И, насмешливо оглядев тщедушную фигуру Ахъямки, продолжали:
— Она ненароком тебя соплей пополам перешибить может.
Но Ахъямка не замечал насмешки.
В своей наивности полудикаря он верил, что рабочие дают ему дельные советы.
А казарма подготовлялась к самому смешному.
Сначала Ахъямке долго говорили о достоинствах Лушки, причем касались самых интимных подробностей и, наконец, под едва сдерживаемый хохот казармы, заранее предвкушавшей веселье, конюх Мартын говорил:
— А што, Ахъямка, тебе-то глянется Лушка?
Тогда глаза Ахямки, подернутые и без того маслом, окончательно закрывались от удовольствия, он потел и, смешно расставив руки с растопыренными пальцами, точно собираясь ваять ими что-то крупное, говорил:
— Карюш депка, жирнай!..
Взрыв хохота сопровождал эти слова, только Мартын крепился и спрашивал:
— Жирный, говоришь?..
Но тут обыкновенно и он не мог сдержаться и казарма долго тряслась от хохота, но Ахъямка, сообразив, наконец, что сказал что-то смешное, обижался, брал ружье и уходил на охоту.
Сегодня Лушка сама прибежала к нему в казарму, когда весь народ был на работе, и сказала, чтоб он принес дичи.
— Гости, вишь, будут. Барыня пашкетный пирог заказала, чтоб с рябчиками.
И вот тогда-то Ахъямка изловчился, поймал Лушку в охапку, прижал ей руки и долго, взасос, поцеловал.
Правда, Лушка смазала его за это кулаком по лицу, назвала татарской образиной и убежала, но при том никого не было, никто не засмеялся и Ахъямка был доволен собой.
Вот и сейчас он гнусит себе под нос свою песню, а сам думает, как ловко он схватил Лушку, облапил ее поперек, прижал к себе, точно перину и как это было ему приятно.
Воображение так разыгралось у Ахъямки, что он неожиданно остановился под елью и громко сказал:
— Женился нада!..
Но тут мысли его омрачились.
Он вспомнил, как вчера конюх Мартын отвел его в сторону и под хохот казармы таинственно предупредил:
— Мотри, паря, Лушка-то что-то больно зачастила к фершалу. Знать-то, она не за лекарствами к ему бегат.
Вспомнил Ахъямка это и ревниво стал сравнивать себя с «фершалом».
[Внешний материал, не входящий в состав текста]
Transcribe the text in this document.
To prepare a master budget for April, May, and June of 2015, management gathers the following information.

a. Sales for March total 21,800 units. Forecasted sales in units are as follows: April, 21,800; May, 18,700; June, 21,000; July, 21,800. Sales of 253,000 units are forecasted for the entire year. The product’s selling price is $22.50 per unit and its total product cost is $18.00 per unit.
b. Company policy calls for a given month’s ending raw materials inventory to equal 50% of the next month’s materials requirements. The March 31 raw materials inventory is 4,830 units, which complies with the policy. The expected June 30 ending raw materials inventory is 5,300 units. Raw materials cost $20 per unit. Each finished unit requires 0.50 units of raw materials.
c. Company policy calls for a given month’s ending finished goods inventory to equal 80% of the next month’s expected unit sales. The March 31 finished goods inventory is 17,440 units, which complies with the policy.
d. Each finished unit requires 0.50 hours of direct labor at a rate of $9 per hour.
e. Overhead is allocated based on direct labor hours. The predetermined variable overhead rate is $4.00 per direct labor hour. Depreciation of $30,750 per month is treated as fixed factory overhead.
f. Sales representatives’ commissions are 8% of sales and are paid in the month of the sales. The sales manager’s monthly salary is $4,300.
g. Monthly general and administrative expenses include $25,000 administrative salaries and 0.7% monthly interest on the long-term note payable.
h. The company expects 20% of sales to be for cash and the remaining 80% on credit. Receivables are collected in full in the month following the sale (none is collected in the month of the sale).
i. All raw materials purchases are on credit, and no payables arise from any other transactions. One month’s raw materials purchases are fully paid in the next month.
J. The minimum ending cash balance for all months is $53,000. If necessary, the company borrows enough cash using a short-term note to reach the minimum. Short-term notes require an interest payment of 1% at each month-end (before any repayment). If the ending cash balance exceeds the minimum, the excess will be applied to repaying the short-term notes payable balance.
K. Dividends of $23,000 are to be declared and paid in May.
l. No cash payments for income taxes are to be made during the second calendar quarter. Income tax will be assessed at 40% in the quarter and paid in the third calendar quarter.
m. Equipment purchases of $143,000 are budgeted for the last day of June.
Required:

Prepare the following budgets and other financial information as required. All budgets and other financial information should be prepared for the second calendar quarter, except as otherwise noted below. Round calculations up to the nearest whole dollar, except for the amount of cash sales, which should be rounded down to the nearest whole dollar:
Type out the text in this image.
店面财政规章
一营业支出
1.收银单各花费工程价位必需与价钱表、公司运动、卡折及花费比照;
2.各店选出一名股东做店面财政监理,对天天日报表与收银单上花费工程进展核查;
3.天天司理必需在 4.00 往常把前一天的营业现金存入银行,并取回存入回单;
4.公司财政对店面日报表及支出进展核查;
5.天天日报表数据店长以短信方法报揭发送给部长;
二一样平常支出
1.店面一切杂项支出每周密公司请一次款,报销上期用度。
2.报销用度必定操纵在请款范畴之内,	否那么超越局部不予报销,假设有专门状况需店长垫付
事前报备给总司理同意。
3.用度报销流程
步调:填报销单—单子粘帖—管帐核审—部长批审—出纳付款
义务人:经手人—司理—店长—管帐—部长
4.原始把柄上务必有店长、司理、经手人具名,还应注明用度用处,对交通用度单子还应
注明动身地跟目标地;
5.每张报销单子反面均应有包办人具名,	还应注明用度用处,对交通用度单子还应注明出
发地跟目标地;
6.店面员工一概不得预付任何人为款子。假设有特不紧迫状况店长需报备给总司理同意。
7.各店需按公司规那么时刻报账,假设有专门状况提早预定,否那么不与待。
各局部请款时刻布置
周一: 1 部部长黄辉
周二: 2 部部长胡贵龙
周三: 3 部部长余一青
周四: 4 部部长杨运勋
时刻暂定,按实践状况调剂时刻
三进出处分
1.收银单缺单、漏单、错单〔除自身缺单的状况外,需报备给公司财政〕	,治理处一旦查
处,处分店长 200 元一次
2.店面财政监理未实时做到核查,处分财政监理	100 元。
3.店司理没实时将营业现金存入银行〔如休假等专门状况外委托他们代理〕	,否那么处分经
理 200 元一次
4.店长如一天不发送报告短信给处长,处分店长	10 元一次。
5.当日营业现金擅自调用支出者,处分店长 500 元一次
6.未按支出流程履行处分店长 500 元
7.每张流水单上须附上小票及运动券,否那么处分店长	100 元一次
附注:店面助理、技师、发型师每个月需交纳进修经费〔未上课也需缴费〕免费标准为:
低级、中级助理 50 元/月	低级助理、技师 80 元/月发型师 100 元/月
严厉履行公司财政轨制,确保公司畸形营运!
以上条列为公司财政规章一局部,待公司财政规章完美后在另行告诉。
Тот был здоровый, рослый и краснолицый детина-хохол из ротных фельдшеров. Правда, он был хром, с раздвоенной, как у зайца, верхней губой и сизым от пристрастия к водке носом, но зато он хорошо играл на гармонии и пел песню про лучинушку.
Вспомнил Ахъямка свое курносое и скуластое лицо с черными узкими раскосыми глазами и черным же небольшим усом, и сравнение сделал не в пользу фельдшера.
Однако в нем поднялась злоба на соперника за то, что он хорошо играет на гармошке и поет заунывные песни, а Лушка любит музыку. Вот, может быть, и сейчас Лушка сидит у «фершала» и слушает «Лучинушку», подперев щеку двумя пальцами, а Ахъямка вот в лесу глухарей ищет.
И опять, как давеча, Ахъямка внезапно остановился и прошипел:
— Хрумой заис, язби ева!..
В эго время впереди недалеко вылетела пара глухарей, и Ахъямка бросился за ними, позабыв и Лушку и счастливого соперника.
К фельдшеру, Акиму Павлычу, пришла Лушка.
Она давно управилась и подала обед господам. После обеда барин с барыней уехали на соседний прииск играть в карты. Лушка знала, что они приедут лишь на другой день и, убравшись с посудой, пришла к Акиму Павлычу.
Аким Павлыч сидел в своей комнате рядом с лазаретом на полу, на грязном и пахнувшем йодоформом лазаретном сеннике, и допивал вторую полбутылку водки.
Перед тем, как выпить рюмку водки, Аким Павлыч, как бы в раздумий, спрашивал себя:
— А щось воно таке зо мной буде, колы я ще трохы дребалызну?
И тут же отвечал:
— А побачимо.
Потом наливал рюмку и подносил ее ко рту и между ним и рюмкой происходил анекдотический на Украйне диалог.
Аким Лазлыч сердитым басом спрашивал рюмку:
— Кто ты?
Водка в рюмке, как я следует говорить даме, отвечала самым высоким фальцетом:
— Aqua vita!
— А з чого ты? — не менее грозно вопрошал Аким Павлыч.
— З жита!
— А видкеля ты?
— З неба!
— А куда ты? — еще грознее спрашивал Аким Павлыч.
Но водке уже надоел опрос Акима Павлыча и она сердито отвечала:
— А туда, куда мне треба!
Тут Аким Павлыч окончательно выходил из себя.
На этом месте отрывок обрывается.